Celedonio Pérez, 67 anni, esperto di questi riti e delle mascherate di Zamora, sottolinea lo scopo di ottenere per queste festività la Dichiarazione di Interesse Turistico Regionale, anche nazionale e addirittura Patrimonio dell’Umanità se gli zangarrones, o riti simili, sono incluso, da “Portogallo, Bulgaria o Romania”. “Sono feste colorate che portano gioia in una zona rurale”, descrive, felice perché ai bambini “si regalano campanacci fin da piccoli affinché possano andare allo zangarrón”, una volta visto “come qualcosa di garrulos, sofferto per l’emigrazione e prima nessuno voleva esserlo.” , ora lo sognano.” Rituali simili si sperimentano a Ferreras de Arriba, a Villarino dopo la Sierra o a Riofrío in un ampio calendario.

Pérez stima che questa attività abbia origini neolitiche, secondo gli studi, legate al solstizio d’inverno. “La sostanza è che lo zangarrón protegge la gente, ci sono dei meticones che vogliono dare fastidio ai quinti e lui li difende. Farlo bene significa correre più di chiunque altro e colpire più di chiunque altro”, sottolinea, poiché la festa è variata negli anni ed è impregnata di diversità culturali e di tempi: “È una festa rivoluzionaria perché lo zangarrón ha l’autorità, e non il sindaco, e licenza di colpire”.

José Javier Sánchez, 61 anni e presidente dell’associazione Amigos del Zangarrón de Sanzoles, sottolinea l’“entusiasmo” dei giovani contro il disprezzo degli altri tempi e ammette che l’“evoluzione” comporta cambiamenti non così comuni prima, come il tumulto di quello pranzo, ancora una volta “intimo”. Evilasio Fernández, 72 anni, diffida delle recenti modernizzazioni e della crescita di mascherate senza tradizione né storia, che perdono l’essenza dei paesi dove si celebrano da secoli. Sullo sfondo, l’assenza dei vicini: «Prima c’era gente nei bar tutto il giorno, adesso solo un tavolo e due o tre la domenica».
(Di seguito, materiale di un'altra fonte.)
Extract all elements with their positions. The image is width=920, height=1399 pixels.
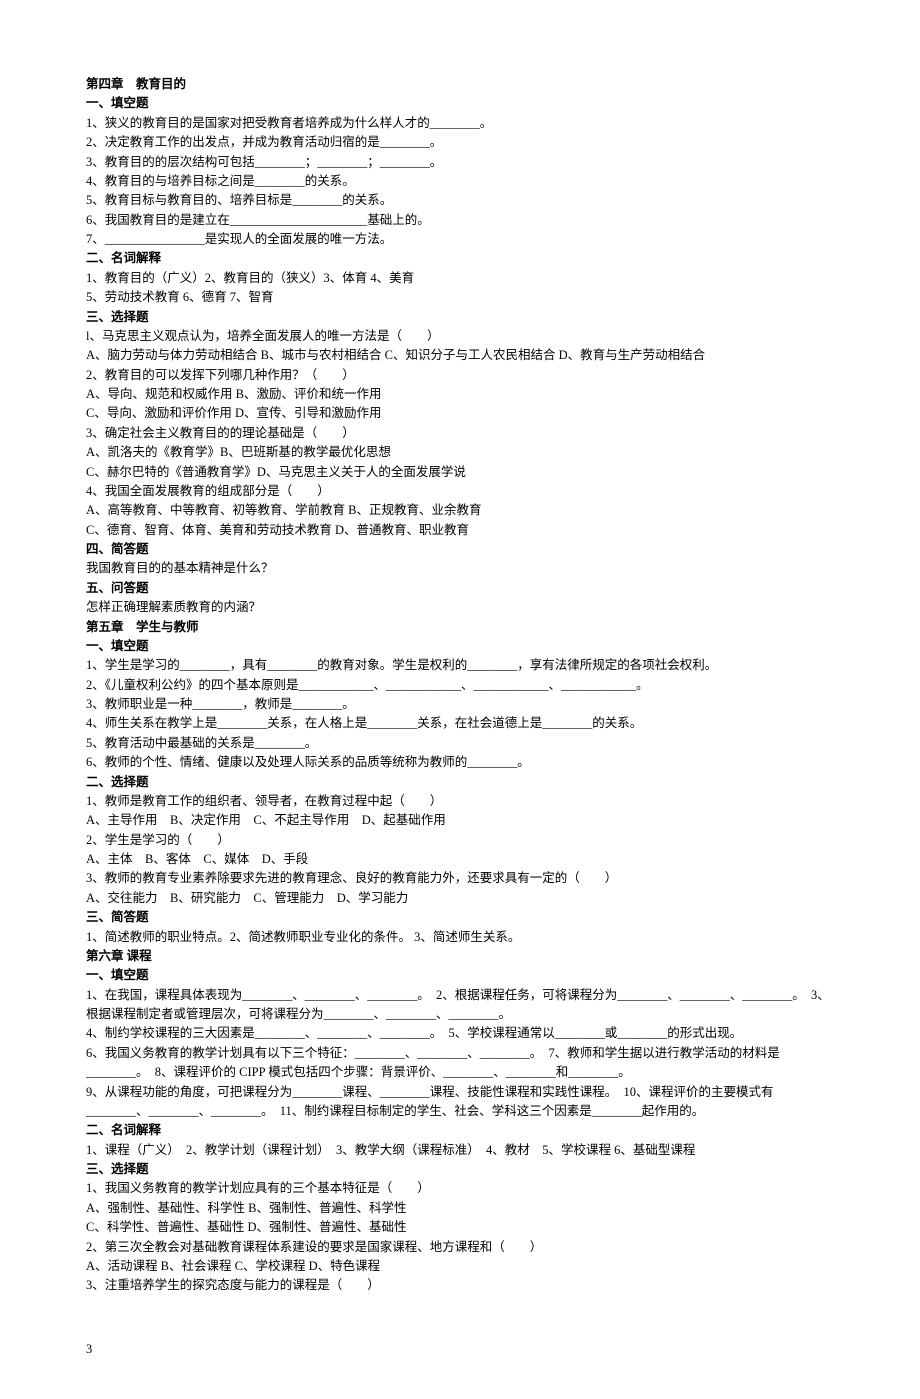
ch4-s2-l2: 5、劳动技术教育 6、德育 7、智育 [86, 288, 834, 307]
ch4-s1-heading: 一、填空题 [86, 94, 834, 113]
ch4-s5-heading: 五、问答题 [86, 579, 834, 598]
chapter5-title: 第五章 学生与教师 [86, 618, 834, 637]
ch5-s3-l1: 1、简述教师的职业特点。2、简述教师职业专业化的条件。 3、简述师生关系。 [86, 928, 834, 947]
ch5-s2-q1: 1、教师是教育工作的组织者、领导者，在教育过程中起（ ） [86, 792, 834, 811]
ch5-s1-heading: 一、填空题 [86, 637, 834, 656]
ch4-s3-q1opt: A、脑力劳动与体力劳动相结合 B、城市与农村相结合 C、知识分子与工人农民相结合… [86, 346, 834, 365]
ch4-s3-q4: 4、我国全面发展教育的组成部分是（ ） [86, 482, 834, 501]
ch6-s1-l2: 4、制约学校课程的三大因素是________、________、________… [86, 1024, 834, 1043]
ch4-s1-l4: 4、教育目的与培养目标之间是________的关系。 [86, 172, 834, 191]
chapter4-title: 第四章 教育目的 [86, 75, 834, 94]
ch4-s3-heading: 三、选择题 [86, 308, 834, 327]
page-number: 3 [86, 1340, 834, 1359]
ch6-s3-q1: 1、我国义务教育的教学计划应具有的三个基本特征是（ ） [86, 1179, 834, 1198]
ch5-s2-q2opt: A、主体 B、客体 C、媒体 D、手段 [86, 850, 834, 869]
ch4-s4-heading: 四、简答题 [86, 540, 834, 559]
ch6-s1-l4: 9、从课程功能的角度，可把课程分为________课程、________课程、技… [86, 1083, 834, 1122]
ch5-s2-q1opt: A、主导作用 B、决定作用 C、不起主导作用 D、起基础作用 [86, 811, 834, 830]
ch5-s1-l1: 1、学生是学习的________，具有________的教育对象。学生是权利的_… [86, 656, 834, 675]
ch6-s2-heading: 二、名词解释 [86, 1121, 834, 1140]
ch6-s1-l3: 6、我国义务教育的教学计划具有以下三个特征：________、________、… [86, 1044, 834, 1083]
ch4-s3-q2a: A、导向、规范和权威作用 B、激励、评价和统一作用 [86, 385, 834, 404]
ch6-s1-l1: 1、在我国，课程具体表现为________、________、________。… [86, 986, 834, 1025]
ch4-s3-q3: 3、确定社会主义教育目的的理论基础是（ ） [86, 424, 834, 443]
ch4-s1-l3: 3、教育目的的层次结构可包括________；________；________… [86, 153, 834, 172]
chapter6-title: 第六章 课程 [86, 947, 834, 966]
ch4-s3-q2: 2、教育目的可以发挥下列哪几种作用？（ ） [86, 366, 834, 385]
ch4-s1-l1: 1、狭义的教育目的是国家对把受教育者培养成为什么样人才的________。 [86, 114, 834, 133]
ch5-s1-l2: 2、《儿童权利公约》的四个基本原则是____________、_________… [86, 676, 834, 695]
ch4-s1-l5: 5、教育目标与教育目的、培养目标是________的关系。 [86, 191, 834, 210]
ch4-s5-l1: 怎样正确理解素质教育的内涵？ [86, 598, 834, 617]
ch5-s3-heading: 三、简答题 [86, 908, 834, 927]
ch5-s1-l4: 4、师生关系在教学上是________关系，在人格上是________关系，在社… [86, 714, 834, 733]
ch4-s1-l7: 7、________________是实现人的全面发展的唯一方法。 [86, 230, 834, 249]
ch5-s2-q3: 3、教师的教育专业素养除要求先进的教育理念、良好的教育能力外，还要求具有一定的（… [86, 869, 834, 888]
ch5-s1-l3: 3、教师职业是一种________，教师是________。 [86, 695, 834, 714]
ch4-s3-q1: l、马克思主义观点认为，培养全面发展人的唯一方法是（ ） [86, 327, 834, 346]
ch4-s3-q3b: C、赫尔巴特的《普通教育学》D、马克思主义关于人的全面发展学说 [86, 463, 834, 482]
ch5-s1-l5: 5、教育活动中最基础的关系是________。 [86, 734, 834, 753]
ch4-s3-q4b: C、德育、智育、体育、美育和劳动技术教育 D、普通教育、职业教育 [86, 521, 834, 540]
ch4-s4-l1: 我国教育目的的基本精神是什么？ [86, 559, 834, 578]
ch6-s3-heading: 三、选择题 [86, 1160, 834, 1179]
ch4-s3-q2b: C、导向、激励和评价作用 D、宣传、引导和激励作用 [86, 404, 834, 423]
ch6-s3-q3: 3、注重培养学生的探究态度与能力的课程是（ ） [86, 1276, 834, 1295]
ch6-s1-heading: 一、填空题 [86, 966, 834, 985]
ch5-s2-heading: 二、选择题 [86, 773, 834, 792]
ch6-s2-l1: 1、课程（广义） 2、教学计划（课程计划） 3、教学大纲（课程标准） 4、教材 … [86, 1141, 834, 1160]
ch5-s2-q3opt: A、交往能力 B、研究能力 C、管理能力 D、学习能力 [86, 889, 834, 908]
ch6-s3-q1a: A、强制性、基础性、科学性 B、强制性、普遍性、科学性 [86, 1199, 834, 1218]
ch6-s3-q2: 2、第三次全教会对基础教育课程体系建设的要求是国家课程、地方课程和（ ） [86, 1238, 834, 1257]
ch4-s2-l1: 1、教育目的（广义）2、教育目的（狭义）3、体育 4、美育 [86, 269, 834, 288]
ch6-s3-q1b: C、科学性、普遍性、基础性 D、强制性、普遍性、基础性 [86, 1218, 834, 1237]
ch6-s3-q2opt: A、活动课程 B、社会课程 C、学校课程 D、特色课程 [86, 1257, 834, 1276]
ch4-s1-l2: 2、决定教育工作的出发点，并成为教育活动归宿的是________。 [86, 133, 834, 152]
ch4-s3-q3a: A、凯洛夫的《教育学》B、巴班斯基的教学最优化思想 [86, 443, 834, 462]
ch4-s2-heading: 二、名词解释 [86, 249, 834, 268]
ch5-s2-q2: 2、学生是学习的（ ） [86, 831, 834, 850]
ch4-s3-q4a: A、高等教育、中等教育、初等教育、学前教育 B、正规教育、业余教育 [86, 501, 834, 520]
ch5-s1-l6: 6、教师的个性、情绪、健康以及处理人际关系的品质等统称为教师的________。 [86, 753, 834, 772]
ch4-s1-l6: 6、我国教育目的是建立在______________________基础上的。 [86, 211, 834, 230]
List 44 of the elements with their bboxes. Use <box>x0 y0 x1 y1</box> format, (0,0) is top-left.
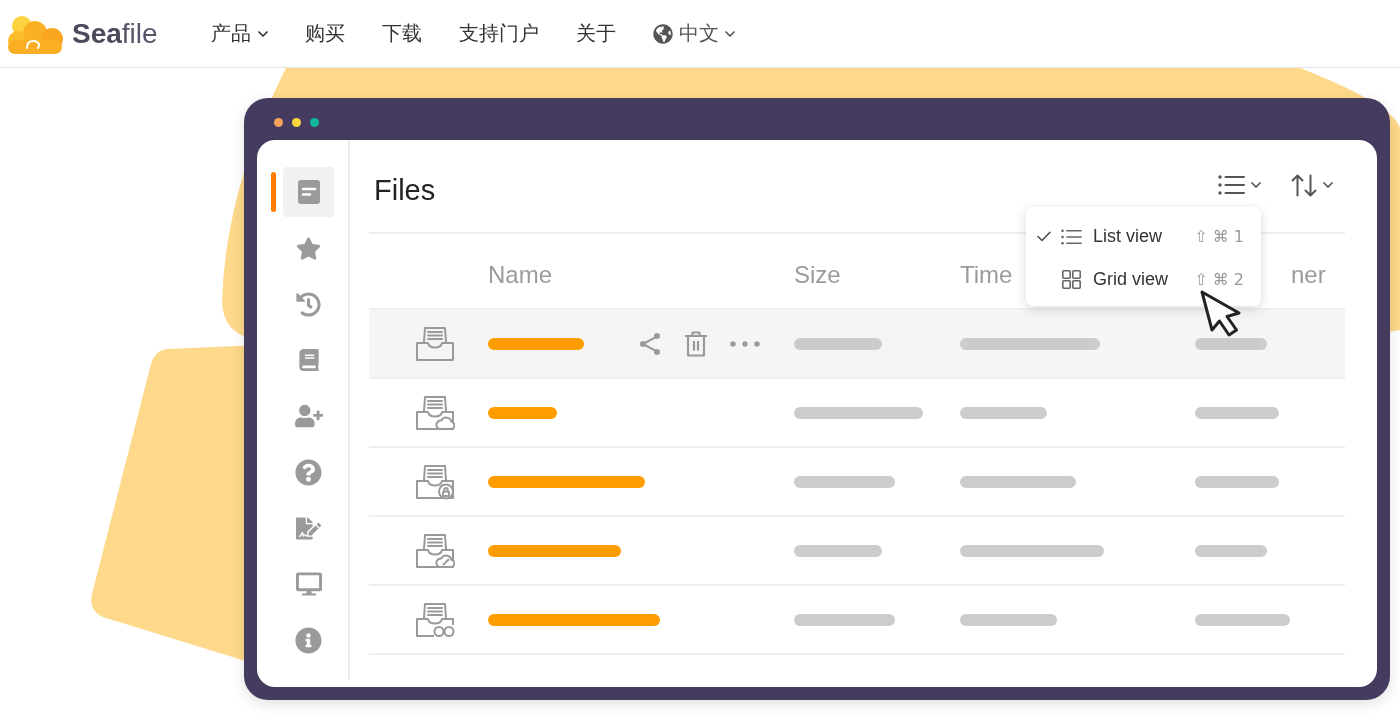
language-selector[interactable]: 中文 <box>652 20 735 47</box>
help-icon <box>295 458 322 486</box>
view-mode-button[interactable] <box>1218 173 1261 197</box>
document-icon <box>297 180 320 204</box>
owner-placeholder <box>1195 544 1267 557</box>
star-icon <box>296 235 321 261</box>
name-placeholder <box>488 406 557 419</box>
cloud-logo-icon <box>5 13 65 54</box>
sidebar-button[interactable] <box>283 167 334 217</box>
tray-cloud-pencil-icon <box>415 532 455 569</box>
nav-link[interactable]: 支持门户 <box>458 20 539 47</box>
caret-icon <box>1251 182 1261 188</box>
owner-placeholder <box>1195 337 1267 350</box>
tray-lock-icon <box>415 463 455 500</box>
sort-button[interactable] <box>1291 173 1333 197</box>
shortcut-hint: ⇧ ⌘ 1 <box>1194 227 1244 246</box>
nav-link[interactable]: 产品 <box>210 20 268 47</box>
more-icon[interactable] <box>730 340 760 347</box>
signed-document-icon <box>296 515 321 541</box>
list-icon <box>1061 228 1082 245</box>
monitor-icon <box>295 571 322 597</box>
menu-item[interactable]: List view ⇧ ⌘ 1 <box>1026 215 1261 258</box>
list-icon <box>1218 175 1245 195</box>
nav-link[interactable]: 关于 <box>575 20 616 47</box>
globe-icon <box>652 23 673 44</box>
share-icon[interactable] <box>638 331 662 356</box>
logo-wordmark: Seafile <box>72 17 158 50</box>
sort-arrows-icon <box>1291 173 1317 197</box>
history-icon <box>296 291 321 317</box>
grid-icon <box>1062 270 1081 289</box>
menu-item[interactable]: Grid view ⇧ ⌘ 2 <box>1026 258 1261 301</box>
nav-link[interactable]: 下载 <box>381 20 422 47</box>
shortcut-hint: ⇧ ⌘ 2 <box>1194 270 1244 289</box>
page-title: Files <box>374 173 436 207</box>
tray-cloud-icon <box>415 394 455 431</box>
book-icon <box>297 349 320 371</box>
nav-link[interactable]: 购买 <box>304 20 345 47</box>
trash-icon[interactable] <box>684 330 708 357</box>
caret-icon <box>1323 182 1333 188</box>
info-icon <box>295 626 322 654</box>
add-user-icon <box>294 402 323 430</box>
table-row[interactable] <box>369 310 1345 379</box>
inbox-tray-icon <box>415 325 455 362</box>
tray-glasses-icon <box>415 601 455 638</box>
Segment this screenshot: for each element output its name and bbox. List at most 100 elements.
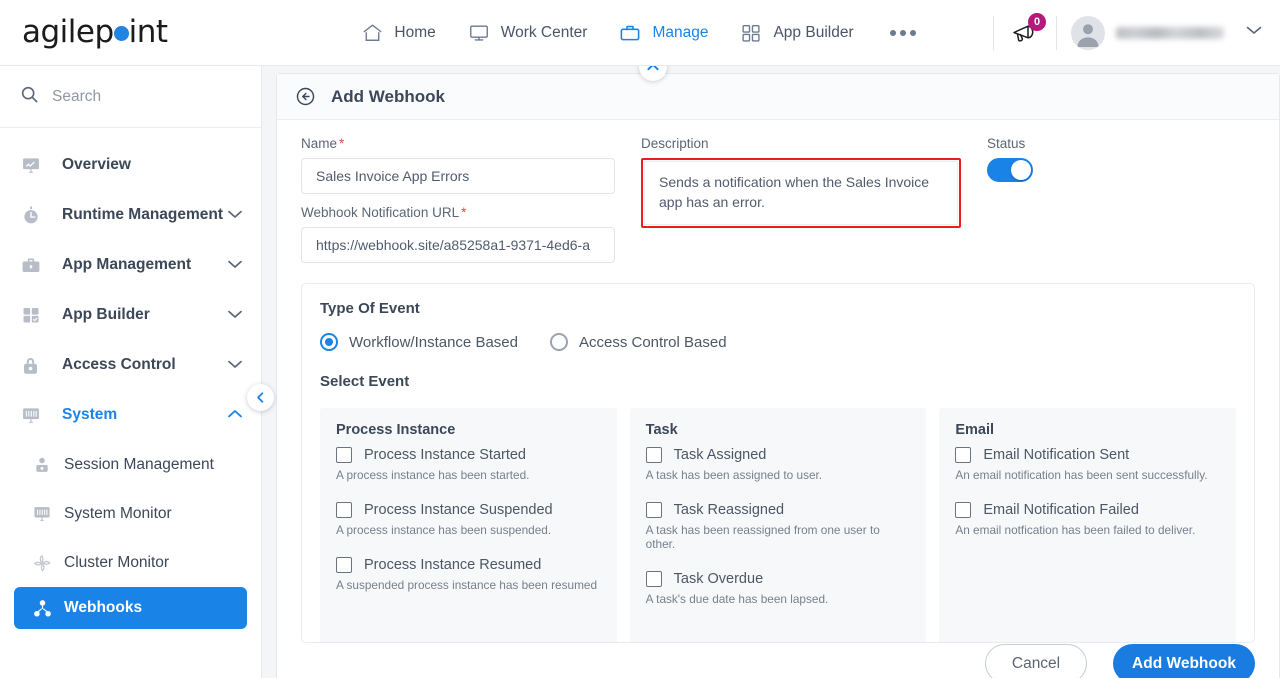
- event-columns: Process Instance Process Instance Starte…: [320, 408, 1237, 642]
- url-label: Webhook Notification URL *: [301, 205, 615, 220]
- checkbox-label: Process Instance Resumed: [364, 557, 542, 573]
- event-item: Process Instance Resumed A suspended pro…: [336, 557, 601, 592]
- add-webhook-button[interactable]: Add Webhook: [1113, 644, 1255, 678]
- sidebar-item-webhooks[interactable]: Webhooks: [14, 587, 247, 629]
- checkbox-icon: [645, 571, 662, 587]
- checkbox-description: A task's due date has been lapsed.: [645, 592, 829, 606]
- divider: [993, 15, 994, 50]
- app-logo[interactable]: agilep int: [0, 17, 262, 48]
- system-monitor-icon: [32, 504, 64, 523]
- announcements-button[interactable]: 0: [1008, 12, 1046, 50]
- radio-access-control-based[interactable]: Access Control Based: [549, 333, 727, 351]
- webhook-url-input[interactable]: https://webhook.site/a85258a1-9371-4ed6-…: [301, 227, 615, 263]
- sidebar-item-app-builder[interactable]: App Builder: [0, 290, 261, 340]
- search-placeholder: Search: [52, 87, 102, 105]
- type-of-event-radio-group: Workflow/Instance Based Access Control B…: [320, 333, 1236, 351]
- description-input[interactable]: Sends a notification when the Sales Invo…: [644, 161, 958, 225]
- more-menu-icon[interactable]: [884, 29, 922, 36]
- user-icon: [1077, 23, 1099, 47]
- sidebar-item-cluster-monitor[interactable]: Cluster Monitor: [0, 538, 261, 587]
- checkbox-process-instance-suspended[interactable]: Process Instance Suspended: [336, 502, 601, 518]
- sidebar-item-access-control[interactable]: Access Control: [0, 340, 261, 390]
- chevron-down-icon: [227, 256, 243, 274]
- radio-workflow-instance-based[interactable]: Workflow/Instance Based: [320, 333, 518, 351]
- sidebar-sub-label: Session Management: [64, 455, 214, 473]
- nav-item-app-builder[interactable]: App Builder: [738, 21, 854, 45]
- sidebar-item-label: Access Control: [62, 356, 176, 373]
- checkbox-description: An email notfication has been failed to …: [955, 523, 1196, 537]
- checkbox-description: A task has been assigned to user.: [645, 468, 823, 482]
- username-redacted: [1116, 26, 1224, 39]
- back-arrow-circle-icon[interactable]: [295, 86, 316, 107]
- logo-dot-icon: [113, 26, 129, 41]
- sidebar-collapse-button[interactable]: [247, 384, 274, 411]
- status-label: Status: [987, 136, 1026, 151]
- event-item: Task Reassigned A task has been reassign…: [645, 502, 911, 551]
- sidebar-item-system[interactable]: System: [0, 390, 261, 440]
- system-monitor-icon: [20, 403, 50, 427]
- nav-label-app-builder: App Builder: [773, 23, 854, 41]
- nav-label-home: Home: [394, 23, 436, 41]
- checkbox-icon: [645, 447, 662, 463]
- sidebar-item-label: App Builder: [62, 306, 150, 323]
- form-actions: Cancel Add Webhook: [985, 644, 1255, 678]
- status-toggle[interactable]: [987, 158, 1033, 182]
- user-card-icon: [32, 455, 64, 475]
- checkbox-icon: [336, 557, 352, 573]
- required-marker: *: [339, 136, 345, 151]
- checkbox-label: Process Instance Started: [364, 447, 526, 463]
- checkbox-task-overdue[interactable]: Task Overdue: [645, 571, 911, 587]
- search-input[interactable]: Search: [0, 66, 261, 128]
- sidebar-item-app-management[interactable]: App Management: [0, 240, 261, 290]
- checkbox-label: Task Assigned: [673, 447, 767, 463]
- name-label: Name *: [301, 136, 615, 151]
- briefcase-icon: [20, 253, 50, 277]
- checkbox-email-notification-failed[interactable]: Email Notification Failed: [955, 502, 1220, 518]
- sidebar-item-label: App Management: [62, 256, 192, 273]
- checkbox-email-notification-sent[interactable]: Email Notification Sent: [955, 447, 1220, 463]
- user-menu[interactable]: [1071, 15, 1264, 50]
- nav-item-work-center[interactable]: Work Center: [466, 21, 587, 45]
- sidebar: Search Overview Runtime Management App M…: [0, 66, 274, 678]
- chevron-down-icon: [1244, 23, 1264, 42]
- monitor-icon: [466, 21, 492, 45]
- radio-label: Access Control Based: [578, 333, 727, 351]
- sidebar-item-system-monitor[interactable]: System Monitor: [0, 489, 261, 538]
- cancel-button[interactable]: Cancel: [985, 644, 1087, 678]
- sidebar-item-session-management[interactable]: Session Management: [0, 440, 261, 489]
- nav-item-manage[interactable]: Manage: [617, 21, 708, 45]
- toggle-knob: [1011, 160, 1031, 180]
- event-item: Email Notification Failed An email notfi…: [955, 502, 1220, 537]
- event-item: Task Assigned A task has been assigned t…: [645, 447, 911, 482]
- sidebar-sub-label: Cluster Monitor: [64, 553, 170, 571]
- checkbox-label: Task Overdue: [673, 571, 764, 587]
- nav-item-home[interactable]: Home: [359, 21, 436, 45]
- event-item: Process Instance Suspended A process ins…: [336, 502, 601, 537]
- cluster-icon: [32, 553, 64, 573]
- checkbox-process-instance-resumed[interactable]: Process Instance Resumed: [336, 557, 601, 573]
- radio-label: Workflow/Instance Based: [349, 333, 518, 351]
- lock-icon: [20, 353, 50, 377]
- checkbox-process-instance-started[interactable]: Process Instance Started: [336, 447, 601, 463]
- home-icon: [359, 21, 385, 45]
- chevron-up-icon: [227, 406, 243, 424]
- sidebar-item-label: System: [62, 406, 118, 423]
- card-header: Add Webhook: [277, 74, 1279, 120]
- checkbox-task-assigned[interactable]: Task Assigned: [645, 447, 911, 463]
- checkbox-task-reassigned[interactable]: Task Reassigned: [645, 502, 911, 518]
- checkbox-label: Task Reassigned: [673, 502, 785, 518]
- top-bar: agilep int Home Work Center Manage App B…: [0, 0, 1280, 66]
- name-input[interactable]: Sales Invoice App Errors: [301, 158, 615, 194]
- chevron-up-icon: [647, 66, 659, 71]
- sidebar-sub-label: Webhooks: [64, 599, 143, 616]
- sidebar-item-overview[interactable]: Overview: [0, 140, 261, 190]
- checkbox-icon: [955, 502, 972, 518]
- webhook-form: Name * Sales Invoice App Errors Webhook N…: [277, 120, 1279, 263]
- type-of-event-title: Type Of Event: [320, 300, 420, 317]
- sidebar-item-runtime-management[interactable]: Runtime Management: [0, 190, 261, 240]
- checkbox-description: A process instance has been started.: [336, 468, 530, 482]
- form-column-right: Status: [987, 136, 1107, 263]
- event-item: Email Notification Sent An email notific…: [955, 447, 1220, 482]
- webhook-nodes-icon: [32, 598, 64, 619]
- chevron-left-icon: [257, 392, 264, 403]
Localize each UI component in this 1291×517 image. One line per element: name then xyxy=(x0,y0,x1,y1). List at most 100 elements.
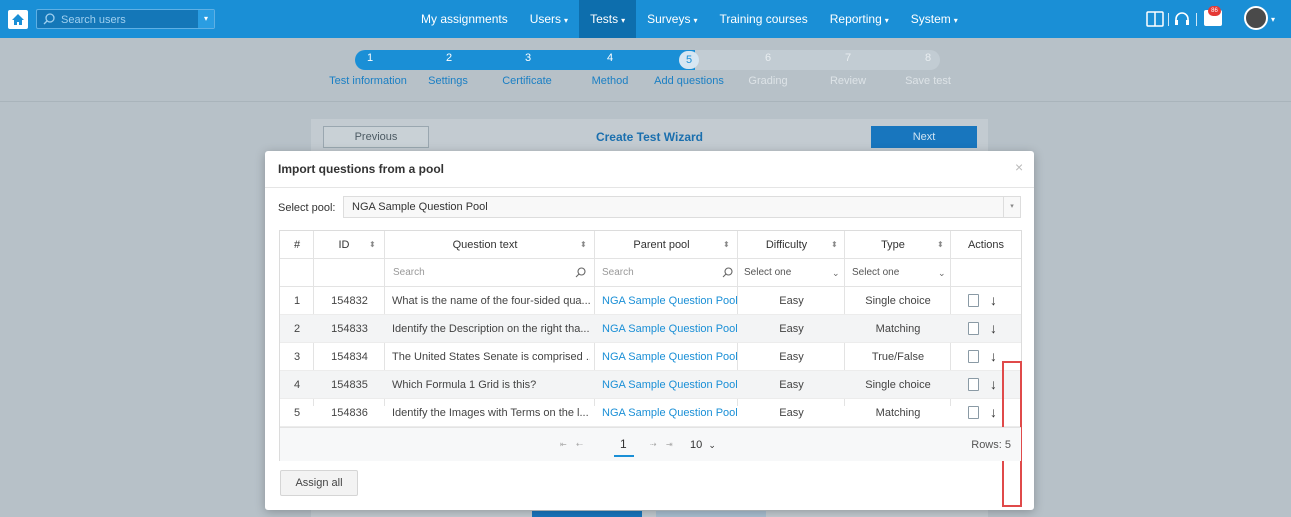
column-header-parent-pool[interactable]: Parent pool xyxy=(595,231,728,259)
chevron-down-icon[interactable]: ⌄ xyxy=(832,259,840,287)
question-search-input[interactable]: Search xyxy=(393,259,578,287)
chevron-down-icon[interactable]: ▾ xyxy=(1271,15,1275,24)
preview-icon[interactable] xyxy=(968,350,979,363)
parent-pool-link[interactable]: NGA Sample Question Pool xyxy=(602,287,738,315)
column-header-id[interactable]: ID xyxy=(314,231,374,259)
parent-pool-link[interactable]: NGA Sample Question Pool xyxy=(602,399,738,427)
previous-page-icon[interactable]: ⇠ xyxy=(576,440,583,449)
sort-icon[interactable]: ⬍ xyxy=(937,240,944,250)
question-type: True/False xyxy=(871,351,925,363)
chevron-down-icon: ▾ xyxy=(621,16,626,25)
step-4-number[interactable]: 4 xyxy=(600,52,620,64)
row-number: 2 xyxy=(293,323,301,335)
first-page-icon[interactable]: ⇤ xyxy=(560,440,567,449)
parent-pool-link[interactable]: NGA Sample Question Pool xyxy=(602,371,738,399)
headset-icon[interactable] xyxy=(1174,11,1190,27)
pool-select[interactable]: NGA Sample Question Pool ▾ xyxy=(343,196,1021,218)
step-5-label[interactable]: Add questions xyxy=(654,75,724,87)
next-page-icon[interactable]: ⇢ xyxy=(650,440,657,449)
arrow-down-icon[interactable]: ↓ xyxy=(990,348,997,364)
sort-icon[interactable]: ⬍ xyxy=(723,240,730,250)
preview-icon[interactable] xyxy=(968,294,979,307)
wizard-footer-button-primary[interactable] xyxy=(532,511,642,517)
nav-tests[interactable]: Tests ▾ xyxy=(579,0,637,38)
next-button[interactable]: Next xyxy=(871,126,977,148)
assign-all-button[interactable]: Assign all xyxy=(280,470,358,496)
column-header-actions: Actions xyxy=(967,239,1005,251)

Uno dei cinque, davanti allo sguardo dello zangarrón e incoraggiato dalla gente di Sanzoles, saluta San Esteban con uno stendardo.
Uno dei cinque, davanti allo sguardo dello zangarrón e incoraggiato dalla gente di Sanzoles, saluta San Esteban con uno stendardo.Emilio Fraile

Come obiettivo futuro, aggiungi la presenza femminile. Lo zangarrón e le quinte che danzano intorno sono solo uomini. Tre ragazze ne parlano accanto alla chiesa mentre il diavolo gira con i bambini e suonano i campanacci. Elena Arribas, asturiana di 25 anni di origini zamorane, adatta le sue vacanze per assistere allo zamorarón e “adorerebbe” vedere le donne con l’abito e il bastone: “Ci hanno provato un anno ma c’era gente che si rifiutava di avere la festa se “Una ragazza è venuta fuori come una sciatta”. Lo spopolamento implica che non sempre ci siano quinte sufficienti sia per il protagonista che per l’entourage che balla con le nacchere, cosa che si compensa con gli “amici dello zangarrón” e non con le ragazze di Sanzoles. Héctor Hidalgo, 18 anni, si prepara al 2025, quando la sua generazione avrà il privilegio di essere un drogue: “Abbiamo molta speranza ma anche molta pressione, per la famiglia è molto importante ed è fisicamente dura .”

Il mattino avanza e il demone trotterella per la piazza, accompagnato dai bambini, e accelera quando qualcuno lo tenta con una cambiale, perché sarà che anche l’affitto è caro all’inferno. All’interno della chiesa, la messa. Sulle panchine all’esterno, come un portale verso Betlemme, alcuni festanti dormono e riposano prima dell’atto finale. Il sacerdote e i parrocchiani tirano fuori l’immagine di Santo Stefano e il sacerdote si prepara a prendere la parola solenne. Prima, un avvertimento: “C’è una Nissan sulla strada”. Per favore, parti insieme ad una Ford, una BMW e un’altra Nissan. Dopo l’avvertimento passò al sodo, ringraziando il drogue per “il bisogno di uomini buoni” e invocando Santo Stefano affinché svolgesse il suo compito. Lo stendardo del paese viene utilizzato per forare le vesciche, così il diavolo accumula nuovamente chilometri scrollandosi di dosso chiunque lo insulti e, così facendo, ottiene una buona mancia per le sue cattive faccende di imminente ventenne.